On the surface, “Back Porch Bottle Service” may appear to be a (mostly) harmless party song, but compare it to what Chris Janson is trying to do with “Drunk Girl.” In the Grand Ole Opry member’s piano-based ballad – currently attempting to carve out a path on the Billboard Country Airplay chart – Janson offers a little advice on how to treat a woman who’s had one too many when the bar lights come on. In short, he suggests acting like a gentleman, getting her home safely and not taking advantage. You know, the manners your mom taught you.
To be fair, Janson’s “Drunk Girl” isn’t perfect and it has received some criticism for pointing out the obvious. But Janson has said he wrote the song for his particular audience – young guys who likely had their still-evolving worldview of women shaped by some of country radio’s lesser lyrics.
The kind, unfortunately, that McLean reinforces in “Bottle Service,” where he opts for ape-man come-ons like “Damn girl, you lookin’ gorgeous” and begging his quarry to not stop what he’s reading as her “firefly flirtin’.” He can try to blame it on the a-a-alcohol – there are some “long necks chilling in an ice box” that are making her look “so hot,” after all – but in the end, this misbegotten night’s actions are all on him.

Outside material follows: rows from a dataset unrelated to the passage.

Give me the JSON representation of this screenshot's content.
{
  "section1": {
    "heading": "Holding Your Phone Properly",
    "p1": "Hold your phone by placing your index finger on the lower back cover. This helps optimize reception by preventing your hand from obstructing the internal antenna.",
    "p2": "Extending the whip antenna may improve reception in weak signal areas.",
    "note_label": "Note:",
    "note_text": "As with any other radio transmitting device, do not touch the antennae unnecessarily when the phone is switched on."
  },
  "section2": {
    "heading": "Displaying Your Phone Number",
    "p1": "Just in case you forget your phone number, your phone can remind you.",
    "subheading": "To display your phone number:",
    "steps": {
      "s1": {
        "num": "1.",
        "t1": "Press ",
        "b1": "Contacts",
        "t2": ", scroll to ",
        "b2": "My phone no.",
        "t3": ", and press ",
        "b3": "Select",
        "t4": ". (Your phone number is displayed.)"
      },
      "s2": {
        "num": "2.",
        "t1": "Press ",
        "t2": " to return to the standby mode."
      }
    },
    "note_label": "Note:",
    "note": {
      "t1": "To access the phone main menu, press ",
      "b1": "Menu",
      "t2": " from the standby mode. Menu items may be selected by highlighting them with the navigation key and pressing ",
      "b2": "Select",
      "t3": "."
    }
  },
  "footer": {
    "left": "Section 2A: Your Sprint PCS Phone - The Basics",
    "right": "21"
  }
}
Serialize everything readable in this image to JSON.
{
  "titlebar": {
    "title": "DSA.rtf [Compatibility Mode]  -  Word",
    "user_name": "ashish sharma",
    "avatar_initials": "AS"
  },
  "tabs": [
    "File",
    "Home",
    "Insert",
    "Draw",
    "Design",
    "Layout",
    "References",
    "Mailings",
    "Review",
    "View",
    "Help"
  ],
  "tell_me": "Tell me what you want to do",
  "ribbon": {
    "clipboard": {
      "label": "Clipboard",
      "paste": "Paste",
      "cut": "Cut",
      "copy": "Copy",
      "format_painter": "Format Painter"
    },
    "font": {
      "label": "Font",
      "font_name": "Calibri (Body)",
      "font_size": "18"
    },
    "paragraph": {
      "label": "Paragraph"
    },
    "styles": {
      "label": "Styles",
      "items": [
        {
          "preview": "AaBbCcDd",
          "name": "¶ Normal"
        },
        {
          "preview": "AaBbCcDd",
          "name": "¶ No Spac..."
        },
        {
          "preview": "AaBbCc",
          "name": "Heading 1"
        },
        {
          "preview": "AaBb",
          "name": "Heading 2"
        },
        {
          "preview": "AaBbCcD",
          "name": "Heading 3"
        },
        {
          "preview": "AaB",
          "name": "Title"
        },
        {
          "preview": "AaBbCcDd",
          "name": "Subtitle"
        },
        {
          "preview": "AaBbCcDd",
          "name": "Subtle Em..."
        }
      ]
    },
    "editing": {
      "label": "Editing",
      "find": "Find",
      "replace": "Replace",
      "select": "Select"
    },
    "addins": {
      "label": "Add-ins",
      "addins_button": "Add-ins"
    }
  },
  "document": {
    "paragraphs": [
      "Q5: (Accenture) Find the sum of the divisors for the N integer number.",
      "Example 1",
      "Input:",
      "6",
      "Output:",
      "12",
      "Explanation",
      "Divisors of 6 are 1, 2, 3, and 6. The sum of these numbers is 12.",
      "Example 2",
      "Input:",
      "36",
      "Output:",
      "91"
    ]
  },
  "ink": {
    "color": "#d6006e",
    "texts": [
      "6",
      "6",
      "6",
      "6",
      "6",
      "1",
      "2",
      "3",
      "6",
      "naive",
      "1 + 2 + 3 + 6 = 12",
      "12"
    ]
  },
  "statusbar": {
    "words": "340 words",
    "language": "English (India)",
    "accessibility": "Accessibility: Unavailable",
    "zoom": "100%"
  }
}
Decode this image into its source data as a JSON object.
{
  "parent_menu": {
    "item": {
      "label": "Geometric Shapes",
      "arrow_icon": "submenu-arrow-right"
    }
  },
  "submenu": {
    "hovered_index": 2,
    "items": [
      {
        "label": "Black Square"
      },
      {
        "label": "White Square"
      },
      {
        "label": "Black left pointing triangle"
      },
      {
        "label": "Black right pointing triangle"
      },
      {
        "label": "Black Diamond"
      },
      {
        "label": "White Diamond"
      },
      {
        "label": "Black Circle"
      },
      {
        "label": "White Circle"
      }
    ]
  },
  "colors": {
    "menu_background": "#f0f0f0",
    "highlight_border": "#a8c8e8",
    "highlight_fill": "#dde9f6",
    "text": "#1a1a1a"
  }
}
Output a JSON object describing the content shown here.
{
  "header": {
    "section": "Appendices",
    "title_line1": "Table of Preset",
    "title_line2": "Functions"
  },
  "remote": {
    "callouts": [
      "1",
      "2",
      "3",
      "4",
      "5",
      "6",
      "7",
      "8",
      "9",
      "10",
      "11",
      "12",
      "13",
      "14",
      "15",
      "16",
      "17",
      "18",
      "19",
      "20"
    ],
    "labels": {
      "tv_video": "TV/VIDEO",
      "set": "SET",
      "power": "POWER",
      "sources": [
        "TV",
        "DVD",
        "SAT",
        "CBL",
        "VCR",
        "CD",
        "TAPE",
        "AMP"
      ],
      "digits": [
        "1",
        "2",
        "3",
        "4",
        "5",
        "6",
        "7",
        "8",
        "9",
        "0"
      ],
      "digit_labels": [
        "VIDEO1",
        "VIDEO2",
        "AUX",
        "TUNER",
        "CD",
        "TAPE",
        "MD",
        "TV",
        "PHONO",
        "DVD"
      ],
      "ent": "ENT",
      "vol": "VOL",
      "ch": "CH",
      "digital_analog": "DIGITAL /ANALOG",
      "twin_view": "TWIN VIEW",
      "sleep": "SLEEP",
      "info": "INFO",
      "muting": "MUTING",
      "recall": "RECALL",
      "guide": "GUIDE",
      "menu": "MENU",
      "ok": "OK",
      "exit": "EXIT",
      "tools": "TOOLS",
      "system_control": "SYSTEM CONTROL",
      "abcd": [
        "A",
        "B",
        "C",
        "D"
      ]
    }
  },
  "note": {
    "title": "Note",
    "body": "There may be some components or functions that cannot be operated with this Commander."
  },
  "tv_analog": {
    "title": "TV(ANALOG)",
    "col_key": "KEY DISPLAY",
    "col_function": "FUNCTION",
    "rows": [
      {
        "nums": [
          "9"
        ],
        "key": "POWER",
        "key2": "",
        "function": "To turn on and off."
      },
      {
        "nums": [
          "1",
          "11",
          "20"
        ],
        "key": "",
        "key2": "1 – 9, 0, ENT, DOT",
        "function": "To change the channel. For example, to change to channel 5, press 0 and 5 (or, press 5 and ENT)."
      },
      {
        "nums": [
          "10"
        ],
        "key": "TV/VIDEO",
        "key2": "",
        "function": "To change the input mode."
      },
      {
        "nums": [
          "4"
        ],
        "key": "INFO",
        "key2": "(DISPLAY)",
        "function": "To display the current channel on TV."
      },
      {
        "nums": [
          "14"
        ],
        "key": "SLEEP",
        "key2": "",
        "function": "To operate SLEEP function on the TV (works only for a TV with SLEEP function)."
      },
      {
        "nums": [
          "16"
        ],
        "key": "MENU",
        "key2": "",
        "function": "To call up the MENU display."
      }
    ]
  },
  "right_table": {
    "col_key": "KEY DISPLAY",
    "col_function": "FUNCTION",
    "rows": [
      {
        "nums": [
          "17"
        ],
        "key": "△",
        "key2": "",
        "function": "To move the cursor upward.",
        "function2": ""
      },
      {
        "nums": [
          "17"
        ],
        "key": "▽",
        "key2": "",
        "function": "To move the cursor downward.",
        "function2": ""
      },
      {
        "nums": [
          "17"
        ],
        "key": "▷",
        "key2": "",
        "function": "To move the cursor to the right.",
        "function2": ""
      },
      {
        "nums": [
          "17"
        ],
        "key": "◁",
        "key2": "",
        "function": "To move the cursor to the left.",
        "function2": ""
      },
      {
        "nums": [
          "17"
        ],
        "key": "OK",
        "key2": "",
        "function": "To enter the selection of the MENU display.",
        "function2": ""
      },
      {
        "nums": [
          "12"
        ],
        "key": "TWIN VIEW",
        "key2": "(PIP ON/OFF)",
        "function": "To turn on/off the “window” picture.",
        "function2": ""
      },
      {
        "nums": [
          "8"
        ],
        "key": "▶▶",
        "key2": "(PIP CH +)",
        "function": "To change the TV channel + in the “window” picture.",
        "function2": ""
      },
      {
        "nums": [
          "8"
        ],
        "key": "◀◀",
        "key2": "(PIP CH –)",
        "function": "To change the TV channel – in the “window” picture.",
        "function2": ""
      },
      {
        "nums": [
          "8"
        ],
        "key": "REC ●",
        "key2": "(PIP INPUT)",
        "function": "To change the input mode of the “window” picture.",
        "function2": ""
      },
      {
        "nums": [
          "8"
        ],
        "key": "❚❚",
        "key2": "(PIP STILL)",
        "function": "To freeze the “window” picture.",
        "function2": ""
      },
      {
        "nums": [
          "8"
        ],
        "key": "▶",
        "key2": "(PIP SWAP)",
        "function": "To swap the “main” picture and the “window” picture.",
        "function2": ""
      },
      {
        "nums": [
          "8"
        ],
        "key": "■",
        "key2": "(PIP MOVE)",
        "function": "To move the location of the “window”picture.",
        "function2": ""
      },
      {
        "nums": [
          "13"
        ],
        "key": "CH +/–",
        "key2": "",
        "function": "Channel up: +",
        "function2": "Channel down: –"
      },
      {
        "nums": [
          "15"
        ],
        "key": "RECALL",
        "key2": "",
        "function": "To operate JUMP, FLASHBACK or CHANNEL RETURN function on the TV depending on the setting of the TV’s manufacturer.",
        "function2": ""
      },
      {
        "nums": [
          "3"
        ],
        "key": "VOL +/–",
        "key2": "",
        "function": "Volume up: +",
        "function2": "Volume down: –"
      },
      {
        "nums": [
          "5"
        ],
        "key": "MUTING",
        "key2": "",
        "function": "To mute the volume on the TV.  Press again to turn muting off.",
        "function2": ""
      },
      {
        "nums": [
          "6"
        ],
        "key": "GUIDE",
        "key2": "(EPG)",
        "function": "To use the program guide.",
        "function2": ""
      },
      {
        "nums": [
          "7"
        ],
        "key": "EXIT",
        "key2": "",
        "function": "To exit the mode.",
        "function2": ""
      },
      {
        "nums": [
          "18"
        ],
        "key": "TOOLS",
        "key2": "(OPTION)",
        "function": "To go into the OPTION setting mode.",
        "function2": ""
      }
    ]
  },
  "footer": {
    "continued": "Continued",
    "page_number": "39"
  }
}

Earlier this month, McLean live-debuted “Back Porch Bottle Service” during a showcase in Nashville. Curiously, he prefaced his performance by announcing that his first country single was “Top 20” on the charts. Which chart, he didn’t specify, and the assembled fans – an assembly of Backstreet Boys lifers – didn’t seem to care. But keen-eared country fans burned out on the tropes of bros past probably will. We’ve hung out with these boys before and are in no hurry to do so again, be it on the back porch or back streets.